Lehman Brothers Inc., Citigroup Global Markets Inc., RBC Capital Markets Corporation and Jefferies & Company, Inc. acted as lead placement agents in the private placement. Jefferies Randall & Dewey acted as financial advisor to Linn Energy in the Texas acquisition.
ABOUT LINN ENERGY
Linn Energy is an independent oil and gas company focused on the development and acquisition of long-lived properties which complement its asset profile in producing basins within the United States. More information about Linn Energy is available on the internet at www.linnenergy.com.

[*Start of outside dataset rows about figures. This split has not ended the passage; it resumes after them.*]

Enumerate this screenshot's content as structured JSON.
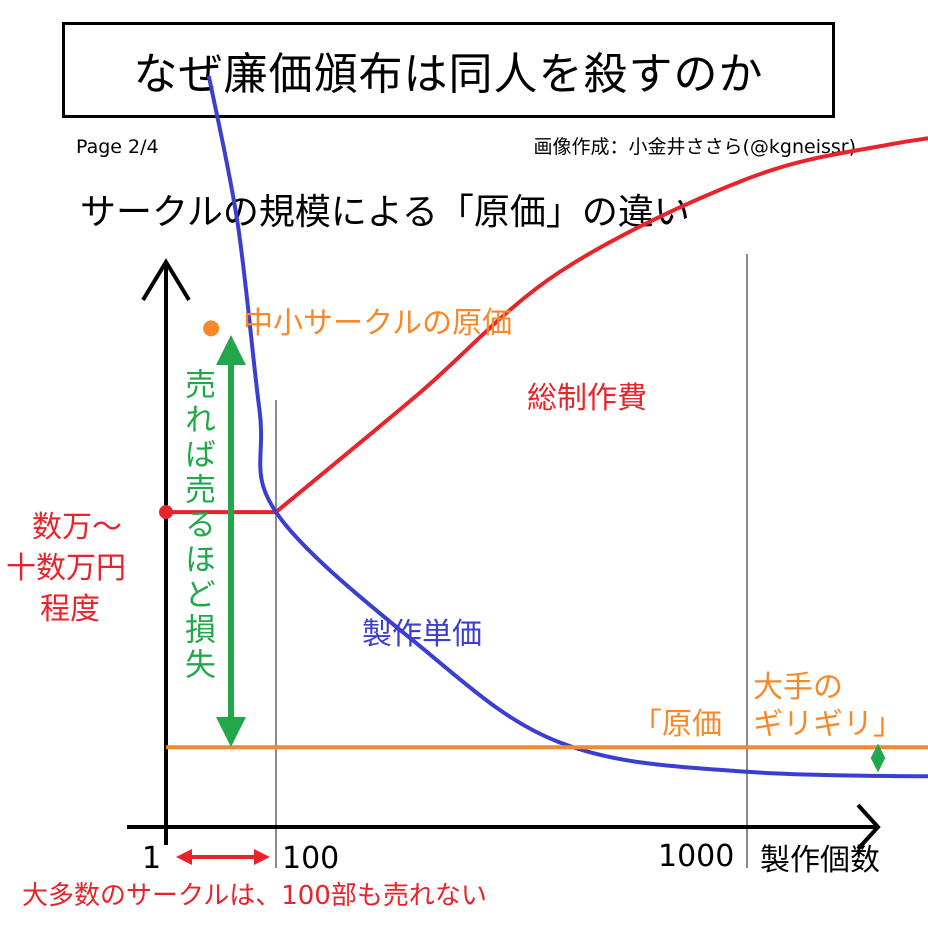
{
  "header": {
    "title": "なぜ廉価頒布は同人を殺すのか",
    "page": "Page 2/4",
    "credit": "画像作成：小金井ささら(@kgneissr)"
  },
  "subtitle": "サークルの規模による「原価」の違い",
  "colors": {
    "total_cost": "#e8232b",
    "unit_cost": "#3b3fd0",
    "major_cost": "#f7892a",
    "loss_arrow": "#22a84a",
    "axis": "#000000",
    "gridline": "#8a8a8a",
    "annotation_red": "#e8232b"
  },
  "chart_data": {
    "type": "line",
    "title": "",
    "xlabel": "製作個数",
    "ylabel": "",
    "x_scale": "log",
    "x_ticks": [
      "1",
      "100",
      "1000"
    ],
    "series": [
      {
        "name": "総制作費",
        "points": [
          [
            1,
            11
          ],
          [
            100,
            11
          ],
          [
            200,
            35
          ],
          [
            400,
            60
          ],
          [
            1000,
            79
          ],
          [
            2000,
            86
          ],
          [
            4000,
            90
          ]
        ]
      },
      {
        "name": "製作単価",
        "points": [
          [
            6,
            100
          ],
          [
            20,
            70
          ],
          [
            50,
            32
          ],
          [
            100,
            11
          ],
          [
            200,
            -16
          ],
          [
            400,
            -36
          ],
          [
            1000,
            -42
          ],
          [
            4000,
            -43
          ]
        ]
      },
      {
        "name": "",
        "points": [
          [
            1,
            -37
          ],
          [
            4000,
            -37
          ]
        ]
      }
    ],
    "annotations": {
      "small_circle_cost": "中小サークルの原価",
      "total_cost_label": "総制作費",
      "unit_cost_label": "製作単価",
      "major_cost_line1": "大手の",
      "major_cost_line2": "「原価",
      "major_cost_line3": "ギリギリ」",
      "loss_text": "売れば売るほど損失",
      "cost_level_line1": "数万～",
      "cost_level_line2": "十数万円",
      "cost_level_line3": "程度",
      "under_100_note": "大多数のサークルは、100部も売れない"
    }
  }
}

This press release includes “forward-looking statements” within the meaning of the federal securities laws. All statements, other than statements of historical facts, included in this press release that address activities, events or developments that the Company expects, believes or anticipates will or may occur in the future are forward-looking statements. These statements include but are not limited to statements about the acquisitions announced in this press release, the related financing plans, and statements with respect to future distributions. These statements are based on certain assumptions made by the Company based on management’s experience and perception of historical trends, current conditions, anticipated future developments and other factors believed to be appropriate. Such statements are subject to a number of assumptions, risks and uncertainties, many of which are beyond the control of the Company, which may cause actual results to differ materially from those implied or expressed by the forward-looking statements. These include risks relating to financial performance and results, availability of sufficient cash flow to pay distributions and execute our business plan, prices and demand for oil, natural gas and natural gas liquids, our ability to replace reserves and efficiently develop our current reserves and other important factors that could cause actual results to differ materially from those projected as described in the Company’s reports filed with the Securities and Exchange Commission.
Any forward-looking statement speaks only as of the date on which such statement is made and the Company undertakes no obligation to correct or update any forward-looking statement, whether as a result of new information, future events or otherwise.